Zero-Infinity GAN: Stable Dynamics and Implicit Bias of Extragradient
Abstract
In supervised learning, gradient descent drives neural networks to have near-zero empirical risk, while favoring solutions that generalize well---a phenomenon attributed to the implicit bias of gradient-based optimization. In stark contrast, in generative models such as generative adversarial networks (GANs), gradient methods typically fail to achieve zero empirical risk, leaving implicit bias both empirically elusive and theoretically unexplored. We bridge this gap by developing new perspectives on the loss landscape of GANs together with the gradient dynamics and implicit bias of extragradient.
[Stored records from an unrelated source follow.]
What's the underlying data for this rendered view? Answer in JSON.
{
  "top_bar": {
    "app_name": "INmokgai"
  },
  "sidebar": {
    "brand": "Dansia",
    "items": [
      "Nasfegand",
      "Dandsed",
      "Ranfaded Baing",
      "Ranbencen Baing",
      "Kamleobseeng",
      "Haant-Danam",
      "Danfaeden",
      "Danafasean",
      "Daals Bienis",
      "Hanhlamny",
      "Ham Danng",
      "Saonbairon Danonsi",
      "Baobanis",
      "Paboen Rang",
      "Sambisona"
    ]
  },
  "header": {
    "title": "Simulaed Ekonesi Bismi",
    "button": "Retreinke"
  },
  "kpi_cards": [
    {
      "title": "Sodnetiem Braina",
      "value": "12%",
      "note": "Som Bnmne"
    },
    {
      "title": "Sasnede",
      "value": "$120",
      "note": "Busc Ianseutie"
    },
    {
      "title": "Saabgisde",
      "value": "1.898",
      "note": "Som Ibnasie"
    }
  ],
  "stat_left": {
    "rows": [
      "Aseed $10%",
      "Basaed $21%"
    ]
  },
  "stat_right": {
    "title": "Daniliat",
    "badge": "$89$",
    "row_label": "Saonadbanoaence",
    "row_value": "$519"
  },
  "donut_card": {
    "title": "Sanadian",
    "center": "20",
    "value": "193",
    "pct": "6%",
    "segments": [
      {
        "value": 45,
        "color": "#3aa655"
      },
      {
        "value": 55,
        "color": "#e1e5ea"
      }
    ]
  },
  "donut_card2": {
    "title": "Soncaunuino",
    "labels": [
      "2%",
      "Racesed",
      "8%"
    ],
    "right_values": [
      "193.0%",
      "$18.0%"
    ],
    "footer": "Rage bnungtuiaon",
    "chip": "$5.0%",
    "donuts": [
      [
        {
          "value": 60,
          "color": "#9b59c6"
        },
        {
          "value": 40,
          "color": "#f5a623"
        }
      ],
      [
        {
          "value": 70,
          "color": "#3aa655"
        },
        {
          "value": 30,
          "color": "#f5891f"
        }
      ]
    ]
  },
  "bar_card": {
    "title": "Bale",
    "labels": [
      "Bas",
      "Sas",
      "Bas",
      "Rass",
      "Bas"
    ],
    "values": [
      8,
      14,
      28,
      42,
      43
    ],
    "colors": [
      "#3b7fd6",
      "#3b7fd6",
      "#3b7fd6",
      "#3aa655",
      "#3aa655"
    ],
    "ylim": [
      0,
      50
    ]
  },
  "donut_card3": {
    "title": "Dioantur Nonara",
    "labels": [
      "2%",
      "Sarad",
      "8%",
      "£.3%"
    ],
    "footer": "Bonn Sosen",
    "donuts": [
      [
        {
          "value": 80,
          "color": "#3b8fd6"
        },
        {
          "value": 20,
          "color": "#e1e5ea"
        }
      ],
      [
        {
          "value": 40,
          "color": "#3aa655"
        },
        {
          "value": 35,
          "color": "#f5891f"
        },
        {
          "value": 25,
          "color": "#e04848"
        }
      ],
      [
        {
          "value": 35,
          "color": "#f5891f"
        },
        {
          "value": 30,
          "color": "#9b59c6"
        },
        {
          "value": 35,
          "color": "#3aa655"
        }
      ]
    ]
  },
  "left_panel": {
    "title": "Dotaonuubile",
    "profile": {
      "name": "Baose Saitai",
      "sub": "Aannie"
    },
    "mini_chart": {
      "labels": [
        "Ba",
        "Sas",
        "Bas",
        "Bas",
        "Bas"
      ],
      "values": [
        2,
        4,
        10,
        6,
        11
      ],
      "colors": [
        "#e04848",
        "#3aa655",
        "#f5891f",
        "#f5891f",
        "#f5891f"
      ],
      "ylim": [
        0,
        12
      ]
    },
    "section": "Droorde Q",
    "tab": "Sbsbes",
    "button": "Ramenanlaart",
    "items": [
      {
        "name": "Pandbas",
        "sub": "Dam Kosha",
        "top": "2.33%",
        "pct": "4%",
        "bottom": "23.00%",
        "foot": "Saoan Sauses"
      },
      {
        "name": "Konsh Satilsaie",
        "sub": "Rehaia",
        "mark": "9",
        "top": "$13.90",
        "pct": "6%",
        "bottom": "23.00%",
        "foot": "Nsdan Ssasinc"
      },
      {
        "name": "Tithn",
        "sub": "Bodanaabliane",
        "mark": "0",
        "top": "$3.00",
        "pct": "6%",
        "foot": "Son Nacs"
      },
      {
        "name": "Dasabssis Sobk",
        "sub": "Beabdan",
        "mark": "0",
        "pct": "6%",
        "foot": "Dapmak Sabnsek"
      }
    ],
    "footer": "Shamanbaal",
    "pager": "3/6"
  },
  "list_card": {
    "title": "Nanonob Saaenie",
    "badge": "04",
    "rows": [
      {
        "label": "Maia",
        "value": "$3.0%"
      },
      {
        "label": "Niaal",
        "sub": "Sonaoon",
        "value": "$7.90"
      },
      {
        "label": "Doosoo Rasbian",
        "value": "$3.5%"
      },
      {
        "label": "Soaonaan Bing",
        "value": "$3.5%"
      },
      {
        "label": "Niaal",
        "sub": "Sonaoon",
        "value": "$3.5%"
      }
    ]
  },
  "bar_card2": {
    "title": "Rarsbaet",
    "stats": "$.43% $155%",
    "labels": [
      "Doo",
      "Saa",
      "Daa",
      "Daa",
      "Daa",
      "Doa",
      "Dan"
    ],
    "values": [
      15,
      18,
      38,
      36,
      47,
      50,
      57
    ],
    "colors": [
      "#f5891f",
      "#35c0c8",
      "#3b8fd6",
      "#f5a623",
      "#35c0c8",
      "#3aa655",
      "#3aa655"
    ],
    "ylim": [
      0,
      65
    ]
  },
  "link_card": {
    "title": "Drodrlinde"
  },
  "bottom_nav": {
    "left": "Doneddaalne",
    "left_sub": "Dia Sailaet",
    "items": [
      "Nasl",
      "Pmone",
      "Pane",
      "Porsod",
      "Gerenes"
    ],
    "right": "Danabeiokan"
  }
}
On the loss landscape side, we challenge the prevailing preference for the Wasserstein distance, and instead propose the zero-infinity distance---a metric that equals zero when two distributions match exactly and infinity otherwise---as more compatible with gradient-based minimax optimization. On the gradient dynamics side, we prove that some non-optimal stationary points are strict, analogous to strict saddles in nonconvex minimization. This property enables the two-timescale extragradient method to escape such points---similar to gradient descent escaping strict saddles---while being stable at global solutions, in contrast to other existing gradient methods. Lastly, on the implicit bias side, we show that extragradient favors the minimum-norm generator solution when initialized at zero.